A slight improvement in business sentiment has been captured in the latest European Economic Survey carried out on behalf of Eurochambres, of which Chambers Ireland is a member.
The outlook among businesses in Ireland for the year ahead has been described as one of “cautious optimism” with the majority of firms putting the emphasis on cost containment in the year ahead.
More than 43,000 business people and entrepreneurs throughout Europe took part in the survey which has been conducted on an annual basis for over three decades now.
The overall outlook pointed to a slight improvement in the business sentiment compared to the historic low of this time last year.
However, persistent challenges such as sourcing of energy and raw materials, labour costs and shortages in skilled workers undermined expectations and have contributed to ongoing uncertainty.
“European businesses have been obliged to hit the brakes for far too long and this is to the detriment of our recovery and competitiveness. EU policymakers must help them change gear from survival to success, instead of limiting their growth through over regulating,” the President of Eurochambres, Vladimír Dlouhý, said.
Business leaders here said they expected 2024 to be broadly similar to 2023, or slightly better.
“Whether that’s good or not depends on the year you have had, but our reading is that the uncertainty which arose as a result of the repeated shocks from Brexit, Covid, energy markets and inflation have left Irish businesses in a state of cautious optimism,” Shane Conneely, Chambers Ireland’s Director of Policy said.
“That said, concerns persist regarding supply side shocks and the ‘affordable access to energy and raw materials’ which is also a concern that is shared by businesses across Europe,” he added.

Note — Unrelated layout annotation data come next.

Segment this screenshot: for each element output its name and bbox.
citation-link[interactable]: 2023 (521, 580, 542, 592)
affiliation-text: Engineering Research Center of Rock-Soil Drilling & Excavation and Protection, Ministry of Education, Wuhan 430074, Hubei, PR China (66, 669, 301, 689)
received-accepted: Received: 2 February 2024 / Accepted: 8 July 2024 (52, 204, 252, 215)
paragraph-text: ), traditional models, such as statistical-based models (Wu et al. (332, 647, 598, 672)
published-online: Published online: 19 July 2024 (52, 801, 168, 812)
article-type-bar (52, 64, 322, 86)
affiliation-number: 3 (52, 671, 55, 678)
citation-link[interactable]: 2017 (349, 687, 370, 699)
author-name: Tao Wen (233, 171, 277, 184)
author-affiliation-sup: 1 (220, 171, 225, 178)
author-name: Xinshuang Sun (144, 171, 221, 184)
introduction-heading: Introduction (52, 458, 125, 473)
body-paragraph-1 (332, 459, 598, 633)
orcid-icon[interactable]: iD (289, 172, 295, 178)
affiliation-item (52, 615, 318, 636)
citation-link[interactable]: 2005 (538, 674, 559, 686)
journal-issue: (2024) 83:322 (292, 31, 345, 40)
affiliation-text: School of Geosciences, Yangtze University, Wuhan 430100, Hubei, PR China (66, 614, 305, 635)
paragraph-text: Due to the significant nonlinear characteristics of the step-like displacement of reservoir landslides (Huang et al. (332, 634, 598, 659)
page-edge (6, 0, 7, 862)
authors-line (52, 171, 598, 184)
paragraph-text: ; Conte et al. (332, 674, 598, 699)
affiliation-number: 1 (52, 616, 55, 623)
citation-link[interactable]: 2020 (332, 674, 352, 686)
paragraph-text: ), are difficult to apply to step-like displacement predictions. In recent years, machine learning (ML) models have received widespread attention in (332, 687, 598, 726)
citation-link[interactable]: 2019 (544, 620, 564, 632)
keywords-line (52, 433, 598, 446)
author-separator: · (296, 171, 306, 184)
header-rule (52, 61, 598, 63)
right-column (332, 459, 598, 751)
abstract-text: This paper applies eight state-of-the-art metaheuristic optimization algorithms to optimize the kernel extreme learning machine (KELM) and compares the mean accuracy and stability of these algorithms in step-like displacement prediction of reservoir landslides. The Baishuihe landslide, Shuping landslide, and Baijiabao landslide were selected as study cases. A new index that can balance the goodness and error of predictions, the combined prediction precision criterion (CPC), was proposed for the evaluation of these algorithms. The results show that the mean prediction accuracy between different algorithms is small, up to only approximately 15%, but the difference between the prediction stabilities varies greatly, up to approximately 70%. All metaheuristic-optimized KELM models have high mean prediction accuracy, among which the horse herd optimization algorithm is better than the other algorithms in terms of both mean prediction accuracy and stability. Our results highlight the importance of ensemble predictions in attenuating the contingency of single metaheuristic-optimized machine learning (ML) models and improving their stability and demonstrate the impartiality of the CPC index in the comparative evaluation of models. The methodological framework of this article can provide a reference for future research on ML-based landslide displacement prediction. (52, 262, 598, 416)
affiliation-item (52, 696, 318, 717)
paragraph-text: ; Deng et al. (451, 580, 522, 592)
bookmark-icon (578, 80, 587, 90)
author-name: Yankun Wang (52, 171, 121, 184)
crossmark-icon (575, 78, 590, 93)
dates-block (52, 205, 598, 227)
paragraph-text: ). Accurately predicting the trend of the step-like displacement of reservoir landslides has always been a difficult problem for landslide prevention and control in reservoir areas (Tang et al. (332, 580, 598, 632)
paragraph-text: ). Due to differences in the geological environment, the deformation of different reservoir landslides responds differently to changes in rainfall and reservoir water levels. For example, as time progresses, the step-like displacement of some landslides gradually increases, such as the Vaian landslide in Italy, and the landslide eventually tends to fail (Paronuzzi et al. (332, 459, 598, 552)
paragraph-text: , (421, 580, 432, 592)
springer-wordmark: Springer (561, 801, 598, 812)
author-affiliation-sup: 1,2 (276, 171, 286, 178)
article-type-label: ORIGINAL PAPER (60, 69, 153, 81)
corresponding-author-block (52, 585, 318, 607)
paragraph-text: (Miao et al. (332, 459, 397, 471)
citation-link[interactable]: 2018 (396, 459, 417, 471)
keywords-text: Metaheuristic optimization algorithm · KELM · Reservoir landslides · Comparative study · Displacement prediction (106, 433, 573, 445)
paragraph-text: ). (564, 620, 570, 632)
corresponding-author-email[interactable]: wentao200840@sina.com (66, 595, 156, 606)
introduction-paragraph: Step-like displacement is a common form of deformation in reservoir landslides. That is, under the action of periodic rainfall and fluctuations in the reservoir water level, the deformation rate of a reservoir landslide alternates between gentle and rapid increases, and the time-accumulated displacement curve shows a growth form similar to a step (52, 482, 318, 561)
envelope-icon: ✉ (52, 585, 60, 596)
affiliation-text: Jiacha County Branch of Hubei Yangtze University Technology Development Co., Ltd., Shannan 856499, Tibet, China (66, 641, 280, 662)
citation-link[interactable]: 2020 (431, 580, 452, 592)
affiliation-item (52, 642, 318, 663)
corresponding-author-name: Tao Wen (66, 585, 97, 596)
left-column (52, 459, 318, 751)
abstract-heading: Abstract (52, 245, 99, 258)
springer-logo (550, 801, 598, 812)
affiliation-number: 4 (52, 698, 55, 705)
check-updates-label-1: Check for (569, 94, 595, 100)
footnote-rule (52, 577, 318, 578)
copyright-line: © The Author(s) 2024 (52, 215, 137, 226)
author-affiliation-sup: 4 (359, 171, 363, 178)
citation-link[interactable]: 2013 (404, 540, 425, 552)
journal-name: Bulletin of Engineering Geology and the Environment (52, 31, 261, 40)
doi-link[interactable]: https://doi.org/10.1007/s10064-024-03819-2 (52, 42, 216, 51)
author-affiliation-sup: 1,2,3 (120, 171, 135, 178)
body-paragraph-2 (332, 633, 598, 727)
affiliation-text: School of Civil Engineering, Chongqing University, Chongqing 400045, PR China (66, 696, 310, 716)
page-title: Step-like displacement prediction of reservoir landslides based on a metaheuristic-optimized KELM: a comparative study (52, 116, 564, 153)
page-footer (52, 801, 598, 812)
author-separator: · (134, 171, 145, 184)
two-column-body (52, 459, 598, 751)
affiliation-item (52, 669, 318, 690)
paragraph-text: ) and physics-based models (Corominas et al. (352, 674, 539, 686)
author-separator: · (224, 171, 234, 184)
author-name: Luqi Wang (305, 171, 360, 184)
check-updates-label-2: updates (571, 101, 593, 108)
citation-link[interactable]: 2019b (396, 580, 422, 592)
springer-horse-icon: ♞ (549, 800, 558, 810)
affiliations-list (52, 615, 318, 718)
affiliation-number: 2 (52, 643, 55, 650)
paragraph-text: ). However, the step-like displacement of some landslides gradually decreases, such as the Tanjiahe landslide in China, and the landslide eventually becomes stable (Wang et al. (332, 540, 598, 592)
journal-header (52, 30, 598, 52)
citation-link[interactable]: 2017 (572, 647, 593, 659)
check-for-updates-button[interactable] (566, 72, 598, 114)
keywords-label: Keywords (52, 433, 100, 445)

Irish entrepreneurs have, on the whole, been less pessimistic in the outlook than their European counterparts in recent years.
The report also points to a potential softening in the employment market in the year ahead, although it will be coming on the back of a period of considerable strength in the labour market with the unemployment rate at a historic low.
“Within businesses, we can see that the increasing costs are having an impact as more firms are planning to reduce headcount in the year. Simultaneously, fewer firms are planning to increase their numbers of workers. Together, these trends could lead to a softening of our hot labour market,” Mr Conneely concluded.